Where Now? Life as a Hippie

The Hippie movement during the late 60s and early 70s impacted my way of thinking and who I have become. Unfortunately, however, Hippies have always been labeled as “dirty, long-haired, sexually deviant, druggies,” to the dismay of many people like myself who saw the better side of Hippie culture as one of peace, tolerance, anti-materialism, and free-spirited harmonious living.

During those Hippie days of my youth, I never had any drug or alcohol problems, and I had to work as hard as the next guy trying to figure out how to live on one’s own. I worked as a pizza delivery guy, painted houses when I could, tended bar once I turned 18, and even managed the local pool room on several brief occasions. Now, if this sounds tough, especially the pool room gig (in those days they were not family oriented like today), let me say I was the furthest thing from a tough guy you ever met. I acquired those jobs because I got along with everybody and was trusted. I was Joe gregarious, loved everyone, did not judge anyone. I was, in short, a Hippie, and I’m very proud to say that.

Hip Hippies
The word Hippie is really a misnomer for describing a relatively small population demographic during an interesting time in our history, as it has a pejorative connotation in and of itself. Its origins are said to have come from the word “hip,” which weirdly does not have any known etymological origin. Hip eventually became a defining verb for the Beat Generation during the 1940s and 50s, signifying “cool” or “in the know.” Sixties youth copied Beat Generation lifestyles and sensibilities, but they were considered inauthentic and not worthy of the name “hip.” Hard working, honorable, conservative “squares”, in particular, called these 60s youth such as myself “Hippies,” with an air of scorn, seeing them as irresponsible slackers with overly leftist political views.

A More Honest POV
Theodore Roszak referred to the 60s Hippie movement as a segment of the “Counter Culture.” He provides an astute analysis of the late 60s in two of his books: The Making of a Counter Culture: Reflections on the Technocratic Society & Its Youthful Opposition, published in 1969, and then 40 years later in a reexamination of the baby boom generation’s Hippie, grown-up offshoot in The Making of an Elder Culture: Reflections on the Future of America’s Most Audacious Generation.

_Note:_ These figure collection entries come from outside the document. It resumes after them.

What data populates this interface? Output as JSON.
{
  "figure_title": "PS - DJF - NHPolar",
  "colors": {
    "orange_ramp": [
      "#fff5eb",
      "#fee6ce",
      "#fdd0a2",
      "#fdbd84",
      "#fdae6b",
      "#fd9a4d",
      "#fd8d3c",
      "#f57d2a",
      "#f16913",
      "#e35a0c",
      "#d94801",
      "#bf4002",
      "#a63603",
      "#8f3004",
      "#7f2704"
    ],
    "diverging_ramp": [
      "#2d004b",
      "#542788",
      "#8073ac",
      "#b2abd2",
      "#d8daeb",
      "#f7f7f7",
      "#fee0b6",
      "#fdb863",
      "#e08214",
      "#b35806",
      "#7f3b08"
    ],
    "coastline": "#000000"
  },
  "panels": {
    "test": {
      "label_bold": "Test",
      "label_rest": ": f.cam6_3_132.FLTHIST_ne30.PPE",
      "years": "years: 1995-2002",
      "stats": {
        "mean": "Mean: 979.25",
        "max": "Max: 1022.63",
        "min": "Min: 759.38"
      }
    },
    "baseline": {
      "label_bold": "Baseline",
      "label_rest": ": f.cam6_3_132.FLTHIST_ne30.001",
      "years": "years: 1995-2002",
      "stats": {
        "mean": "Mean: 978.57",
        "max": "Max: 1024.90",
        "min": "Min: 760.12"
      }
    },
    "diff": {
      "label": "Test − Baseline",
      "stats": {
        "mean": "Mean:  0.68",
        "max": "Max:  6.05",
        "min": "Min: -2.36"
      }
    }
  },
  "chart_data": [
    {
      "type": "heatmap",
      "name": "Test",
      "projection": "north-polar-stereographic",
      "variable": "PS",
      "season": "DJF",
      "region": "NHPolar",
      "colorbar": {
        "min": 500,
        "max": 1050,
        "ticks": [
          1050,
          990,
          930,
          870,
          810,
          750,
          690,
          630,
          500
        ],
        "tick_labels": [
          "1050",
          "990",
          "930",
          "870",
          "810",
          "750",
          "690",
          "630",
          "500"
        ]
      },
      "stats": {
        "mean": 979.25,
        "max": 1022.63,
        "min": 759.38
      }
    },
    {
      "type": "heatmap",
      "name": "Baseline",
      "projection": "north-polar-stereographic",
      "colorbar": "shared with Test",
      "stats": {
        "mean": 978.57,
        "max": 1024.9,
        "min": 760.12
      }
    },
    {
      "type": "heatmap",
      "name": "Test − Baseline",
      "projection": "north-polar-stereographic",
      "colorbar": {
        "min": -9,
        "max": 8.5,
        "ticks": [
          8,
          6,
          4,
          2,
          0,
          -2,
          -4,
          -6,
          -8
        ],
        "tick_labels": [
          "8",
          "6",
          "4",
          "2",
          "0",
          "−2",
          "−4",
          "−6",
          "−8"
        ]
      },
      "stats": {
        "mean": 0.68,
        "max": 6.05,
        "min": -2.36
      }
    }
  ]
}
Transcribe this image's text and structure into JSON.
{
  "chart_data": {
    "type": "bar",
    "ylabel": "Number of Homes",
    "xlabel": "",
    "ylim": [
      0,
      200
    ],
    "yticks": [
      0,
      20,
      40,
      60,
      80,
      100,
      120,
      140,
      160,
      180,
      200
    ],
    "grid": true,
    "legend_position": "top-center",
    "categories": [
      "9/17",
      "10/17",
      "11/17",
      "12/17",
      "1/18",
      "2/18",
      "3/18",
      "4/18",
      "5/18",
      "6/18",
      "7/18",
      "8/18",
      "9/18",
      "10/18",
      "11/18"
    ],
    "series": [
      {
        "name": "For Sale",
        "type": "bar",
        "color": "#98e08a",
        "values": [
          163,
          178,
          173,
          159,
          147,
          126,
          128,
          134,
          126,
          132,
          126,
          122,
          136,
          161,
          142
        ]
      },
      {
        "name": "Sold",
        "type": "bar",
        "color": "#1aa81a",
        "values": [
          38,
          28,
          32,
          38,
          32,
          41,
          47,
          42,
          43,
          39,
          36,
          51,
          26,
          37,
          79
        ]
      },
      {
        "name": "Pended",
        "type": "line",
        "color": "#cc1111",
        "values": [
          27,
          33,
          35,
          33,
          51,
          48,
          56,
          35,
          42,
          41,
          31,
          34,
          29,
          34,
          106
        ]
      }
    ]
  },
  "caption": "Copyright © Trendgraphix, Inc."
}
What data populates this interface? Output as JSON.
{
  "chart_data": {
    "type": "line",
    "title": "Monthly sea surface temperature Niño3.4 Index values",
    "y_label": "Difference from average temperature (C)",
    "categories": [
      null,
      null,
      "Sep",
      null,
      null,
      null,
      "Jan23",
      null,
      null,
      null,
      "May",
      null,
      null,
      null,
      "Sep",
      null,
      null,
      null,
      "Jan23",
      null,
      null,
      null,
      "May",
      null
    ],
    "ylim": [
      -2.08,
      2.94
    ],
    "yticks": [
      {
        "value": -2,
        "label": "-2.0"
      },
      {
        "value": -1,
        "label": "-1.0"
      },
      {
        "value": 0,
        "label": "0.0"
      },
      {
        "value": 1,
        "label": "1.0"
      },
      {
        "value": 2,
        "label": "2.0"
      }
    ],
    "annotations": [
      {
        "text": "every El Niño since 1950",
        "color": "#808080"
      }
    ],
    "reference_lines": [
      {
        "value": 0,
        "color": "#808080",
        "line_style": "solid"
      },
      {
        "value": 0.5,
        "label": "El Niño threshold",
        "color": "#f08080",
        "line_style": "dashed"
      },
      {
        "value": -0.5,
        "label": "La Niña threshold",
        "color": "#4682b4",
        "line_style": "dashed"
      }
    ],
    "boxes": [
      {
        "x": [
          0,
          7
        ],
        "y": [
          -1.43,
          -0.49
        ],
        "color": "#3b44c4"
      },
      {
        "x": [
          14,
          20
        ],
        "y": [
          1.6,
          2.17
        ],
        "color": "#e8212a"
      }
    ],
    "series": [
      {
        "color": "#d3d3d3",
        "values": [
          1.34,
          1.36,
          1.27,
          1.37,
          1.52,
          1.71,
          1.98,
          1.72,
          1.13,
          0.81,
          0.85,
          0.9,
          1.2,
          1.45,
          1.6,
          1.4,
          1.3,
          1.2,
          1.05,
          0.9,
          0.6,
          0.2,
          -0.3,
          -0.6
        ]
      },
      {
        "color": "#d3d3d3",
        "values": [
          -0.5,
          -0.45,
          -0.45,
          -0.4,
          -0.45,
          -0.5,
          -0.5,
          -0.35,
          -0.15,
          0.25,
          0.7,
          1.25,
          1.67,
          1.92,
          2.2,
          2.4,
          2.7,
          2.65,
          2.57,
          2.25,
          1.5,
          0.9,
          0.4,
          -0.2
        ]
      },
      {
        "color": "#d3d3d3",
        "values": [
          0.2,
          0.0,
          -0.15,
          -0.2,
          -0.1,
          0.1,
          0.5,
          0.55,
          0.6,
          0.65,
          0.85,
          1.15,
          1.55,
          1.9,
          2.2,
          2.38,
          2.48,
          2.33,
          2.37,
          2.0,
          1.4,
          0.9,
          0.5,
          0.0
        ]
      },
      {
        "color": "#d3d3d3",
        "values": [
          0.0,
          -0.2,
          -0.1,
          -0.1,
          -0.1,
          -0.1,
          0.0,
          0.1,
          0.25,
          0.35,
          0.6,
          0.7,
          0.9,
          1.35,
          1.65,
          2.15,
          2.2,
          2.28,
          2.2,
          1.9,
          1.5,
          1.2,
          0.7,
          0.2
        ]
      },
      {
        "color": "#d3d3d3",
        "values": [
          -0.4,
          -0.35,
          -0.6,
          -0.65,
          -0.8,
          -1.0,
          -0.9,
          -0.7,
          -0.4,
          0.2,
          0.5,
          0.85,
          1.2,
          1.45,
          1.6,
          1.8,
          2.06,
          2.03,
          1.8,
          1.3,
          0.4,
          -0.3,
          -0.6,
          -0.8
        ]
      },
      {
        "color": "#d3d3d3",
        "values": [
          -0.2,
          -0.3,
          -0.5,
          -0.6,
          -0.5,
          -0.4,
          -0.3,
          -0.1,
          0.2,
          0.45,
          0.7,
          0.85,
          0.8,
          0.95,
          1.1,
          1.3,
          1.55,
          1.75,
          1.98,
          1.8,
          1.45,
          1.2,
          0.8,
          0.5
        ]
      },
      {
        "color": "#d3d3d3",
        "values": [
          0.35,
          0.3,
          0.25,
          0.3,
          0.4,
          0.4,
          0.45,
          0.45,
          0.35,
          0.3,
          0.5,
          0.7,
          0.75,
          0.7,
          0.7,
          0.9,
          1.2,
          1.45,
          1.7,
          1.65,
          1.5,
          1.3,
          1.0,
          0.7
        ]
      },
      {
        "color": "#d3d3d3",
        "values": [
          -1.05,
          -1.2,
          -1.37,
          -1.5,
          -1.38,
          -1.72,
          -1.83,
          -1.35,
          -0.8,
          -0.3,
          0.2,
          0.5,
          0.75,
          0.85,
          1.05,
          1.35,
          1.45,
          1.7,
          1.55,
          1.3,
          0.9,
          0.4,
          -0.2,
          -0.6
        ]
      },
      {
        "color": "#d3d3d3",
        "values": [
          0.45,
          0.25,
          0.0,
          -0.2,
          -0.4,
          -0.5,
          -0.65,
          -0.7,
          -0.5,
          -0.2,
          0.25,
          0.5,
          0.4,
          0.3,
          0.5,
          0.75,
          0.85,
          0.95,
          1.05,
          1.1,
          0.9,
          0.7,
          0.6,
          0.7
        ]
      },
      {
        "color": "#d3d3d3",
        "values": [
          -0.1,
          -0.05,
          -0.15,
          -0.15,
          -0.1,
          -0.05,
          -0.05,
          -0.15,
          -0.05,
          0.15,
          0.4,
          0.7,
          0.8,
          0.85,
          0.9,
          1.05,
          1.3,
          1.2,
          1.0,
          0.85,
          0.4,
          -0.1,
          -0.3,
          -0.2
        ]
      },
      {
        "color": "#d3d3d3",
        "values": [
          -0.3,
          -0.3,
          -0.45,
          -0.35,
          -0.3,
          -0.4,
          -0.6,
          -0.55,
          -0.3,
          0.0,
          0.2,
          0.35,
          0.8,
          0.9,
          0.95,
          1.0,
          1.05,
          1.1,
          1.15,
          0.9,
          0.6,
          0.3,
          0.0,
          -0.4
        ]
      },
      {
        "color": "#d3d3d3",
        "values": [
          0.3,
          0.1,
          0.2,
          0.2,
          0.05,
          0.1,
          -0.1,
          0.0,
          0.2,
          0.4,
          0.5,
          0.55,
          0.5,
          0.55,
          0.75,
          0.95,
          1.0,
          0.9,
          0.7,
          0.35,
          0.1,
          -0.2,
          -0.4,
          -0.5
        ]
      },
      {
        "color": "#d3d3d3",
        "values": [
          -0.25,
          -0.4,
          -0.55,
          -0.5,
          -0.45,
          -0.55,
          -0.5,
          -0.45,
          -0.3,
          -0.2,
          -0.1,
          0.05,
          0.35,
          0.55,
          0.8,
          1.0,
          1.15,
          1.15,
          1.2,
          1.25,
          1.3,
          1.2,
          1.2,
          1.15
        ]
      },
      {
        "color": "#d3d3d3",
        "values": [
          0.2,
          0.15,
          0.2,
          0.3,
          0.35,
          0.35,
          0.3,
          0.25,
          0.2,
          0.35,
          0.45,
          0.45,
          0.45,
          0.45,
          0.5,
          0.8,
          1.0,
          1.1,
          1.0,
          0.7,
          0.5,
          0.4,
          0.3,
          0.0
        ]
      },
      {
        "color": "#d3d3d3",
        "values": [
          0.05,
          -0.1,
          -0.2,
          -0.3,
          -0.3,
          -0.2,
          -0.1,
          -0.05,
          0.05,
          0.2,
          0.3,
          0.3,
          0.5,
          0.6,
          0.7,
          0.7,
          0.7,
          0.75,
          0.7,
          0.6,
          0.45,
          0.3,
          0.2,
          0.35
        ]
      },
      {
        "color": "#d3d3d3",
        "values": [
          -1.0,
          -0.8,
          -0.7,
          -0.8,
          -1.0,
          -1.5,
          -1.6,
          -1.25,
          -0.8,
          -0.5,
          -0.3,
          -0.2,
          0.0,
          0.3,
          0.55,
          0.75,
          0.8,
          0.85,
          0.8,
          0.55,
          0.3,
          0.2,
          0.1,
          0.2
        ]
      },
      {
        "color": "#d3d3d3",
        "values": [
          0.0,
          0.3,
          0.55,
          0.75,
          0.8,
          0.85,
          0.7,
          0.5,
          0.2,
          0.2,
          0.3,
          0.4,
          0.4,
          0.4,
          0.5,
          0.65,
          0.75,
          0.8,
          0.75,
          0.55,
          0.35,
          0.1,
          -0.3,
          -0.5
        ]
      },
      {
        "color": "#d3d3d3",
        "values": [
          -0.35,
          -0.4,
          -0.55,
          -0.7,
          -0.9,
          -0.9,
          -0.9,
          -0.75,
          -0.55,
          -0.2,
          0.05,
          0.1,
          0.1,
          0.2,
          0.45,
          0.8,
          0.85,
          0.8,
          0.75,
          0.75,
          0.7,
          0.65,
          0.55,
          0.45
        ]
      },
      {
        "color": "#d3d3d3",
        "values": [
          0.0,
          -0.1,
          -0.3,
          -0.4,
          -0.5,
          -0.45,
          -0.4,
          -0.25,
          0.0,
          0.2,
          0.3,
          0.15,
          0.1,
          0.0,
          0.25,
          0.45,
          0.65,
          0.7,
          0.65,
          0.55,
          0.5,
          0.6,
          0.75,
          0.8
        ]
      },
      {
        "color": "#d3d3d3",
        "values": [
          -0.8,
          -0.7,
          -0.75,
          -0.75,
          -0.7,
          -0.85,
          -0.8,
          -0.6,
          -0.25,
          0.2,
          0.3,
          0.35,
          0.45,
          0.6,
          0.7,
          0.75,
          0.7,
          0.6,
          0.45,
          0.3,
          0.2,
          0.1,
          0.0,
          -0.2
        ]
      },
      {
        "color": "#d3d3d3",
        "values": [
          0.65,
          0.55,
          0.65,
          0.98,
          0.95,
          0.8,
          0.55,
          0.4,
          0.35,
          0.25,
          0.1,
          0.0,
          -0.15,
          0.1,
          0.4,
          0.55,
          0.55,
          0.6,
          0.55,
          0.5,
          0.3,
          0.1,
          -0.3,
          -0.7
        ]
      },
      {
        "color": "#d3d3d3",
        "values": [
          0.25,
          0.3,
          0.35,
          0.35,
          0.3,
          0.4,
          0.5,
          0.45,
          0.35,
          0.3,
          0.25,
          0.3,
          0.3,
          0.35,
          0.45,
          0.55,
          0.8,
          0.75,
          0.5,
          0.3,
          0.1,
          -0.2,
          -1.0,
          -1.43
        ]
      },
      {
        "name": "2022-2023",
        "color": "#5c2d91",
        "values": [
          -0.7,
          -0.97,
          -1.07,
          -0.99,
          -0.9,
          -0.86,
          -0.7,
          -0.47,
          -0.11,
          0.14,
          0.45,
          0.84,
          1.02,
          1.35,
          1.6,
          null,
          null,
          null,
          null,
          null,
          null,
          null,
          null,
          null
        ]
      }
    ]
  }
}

In Counter Culture, Roszak explained that “however lacking older radicals (Beat Geners) may find the Hippies in authenticity or revolutionary potential, they have clearly succeeded in embodying radical disaffiliation – what Herbert Marcuse has called the Great Refusal – in the form that captures the need of the young for unrestricted joy.”  Marcuse was a German-born American philosopher who was a professor at Columbia, Harvard, Brandeis, and UC San Diego.  His most popular work was published in 1964, titled One-Dimensional Man: Studies in the Ideology of Advanced Industrial Society. He argued that aristocrats cultivated the growth of a meaningless consumer-oriented society that was both intellectually and spiritually poor. Such notions attracted student radicals of the 60s and their left-leaning activism, including the antiwar movement.

“Radical disaffiliation” in protest of a status-quo population of Hippie-hating, conservative “squares” who promoted soulless hard work and over-consumerism fit logically and safely within my way of thinking as a young teenager and still does today.

The Anti Hippies
Squares, by the way, was another population identifier that grew in prominence during the 60s and 70s. Bill Thomas wrote about it in Second Wind: Navigating the Passage to a Slower, Deeper, and More Connected Life, published in 2014. In the 60s and 70s, Squares were everything Hippies were not. “While others (i.e. Hippies) tested the outer limits of art, music, and fashion, Squares were content to stay well inside established norms,” Thomas wrote. He added that squares “were the people who knew how to make the world work. Clarity of purpose and responsibility were more than just ideals. These young men and women did their jobs, they went to war, they went to school, largely without complaint.”

Hippies, on the other hand, were what Timothy Leary defined as “persons whose lives are tuned in to their inner vision, who are dropping out of the TV comedy of American Life,” Thomas explained, adding that Hippies embodied a rejection of the “responsible, capable adulthood,” so “immutable” to the Squares.

Where We Ended Up
In Elder Culture, Roszak gave us a picture of what had happened to us Hippies. He wrote how we were “restless and footloose” and “impatient.” We were “forever moving with too little interest in putting down roots and working out the inevitable problems.” I can relate, as I too moved around quite a bit during those years, never quite settling anywhere totally permanent until I got married and started a family much later in life.

“Not many went on to become high-earning entrepreneurs; rather they became socially committed teachers, organic farmers, social workers, or artists,” Roszak continued.  “Ultimately too many wanted a steady job and a family and the amenities of the modern world. Living hand-to-mouth, roughing it through the rest of their lives, was asking too much of themselves.”

So here we are my Hippie brothers and sisters – older and wiser. Maybe it is time, however, to revive the old Hippie spirit? What do you think?